IPv6 Numbers Low


IPv6 will eventually replace IPv4 addressing on the Internet, but adoption is agonizingly slow, according to a report by Arbor Networks. The growth in IPv6 content has been slow for a number of reasons, among them the relative lack of content and the technological hurdles that remain to its implementation.

IPv6 vs. IPv4

IPv6 offers orders of magnitudes more addressing than does IPv4. IPv4 addresses have been exhausted, though exchange programs remain in effect to make sure that new sites can be brought online. Web hosts that have a backlog of the IPv4 addresses are exchanging them with one another, keeping the whole system working. The IPv6 standard was designed to be given a bit debut in June of 2011 with World IPv6 Day. As the name implies, this is not a holiday that most people will really participate in. In fact, if everything goes as planned, it will be a holiday that most people won’t even notice.

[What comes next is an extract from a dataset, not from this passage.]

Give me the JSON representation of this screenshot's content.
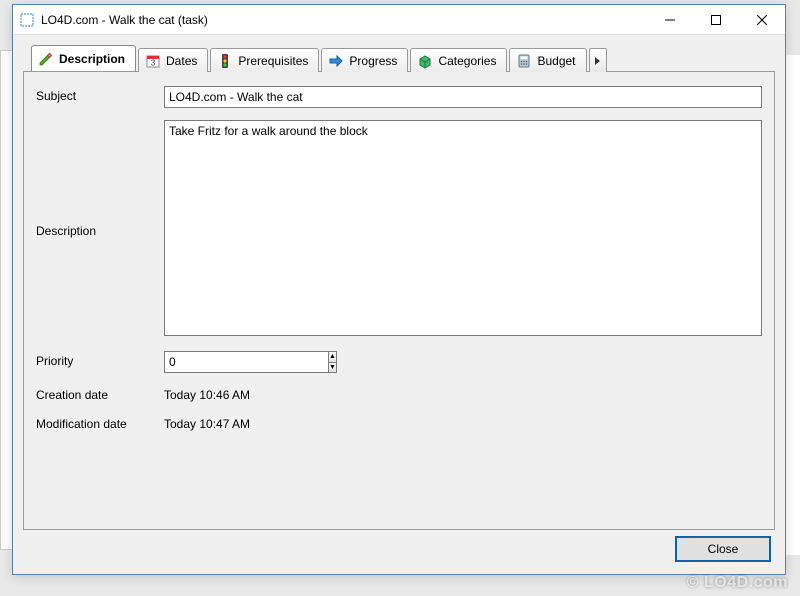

The vast majority of the changes made to accommodate IPv6 will only affect those individuals that work at the engineering level of Internet technology. Regular users, provided all goes well, won’t even notice whether or not they’re using any IPv6 addressed resources. Most of the large Internet providers have already added the required infrastructure, increasing hopes that the whole event will go off without any problems at all. Despite all the hoopla, however, there has been very slow growth in this addressing scheme.

Low Numbers

According to the Arbor report, the traffic over IPv6 has decreased by 12% over the last six months. The report blames some of this on a lack of incentives, as well as the aforementioned technical issues. On the other hand, IPv4 traffic went up by between 40 and 60%, according to the same report. This, of course, indicates that the Internet isn’t changing quite as fast as it may need to in the near future.

Increasing Addresses

The number of addresses on the Internet is growing by leaps and bounds. As more nations become wired in and as more mobile and other devices are used to surf the net, demand increases. At the same time, the number of sites online has been growing, as well. In fact, the growth has been significant enough that ICANN recently added several different top level domains to better organize the content on the Internet. With so much growth, low adoption of IPv6 may prove to be a problem in the future when resources become thinner and demand becomes greater.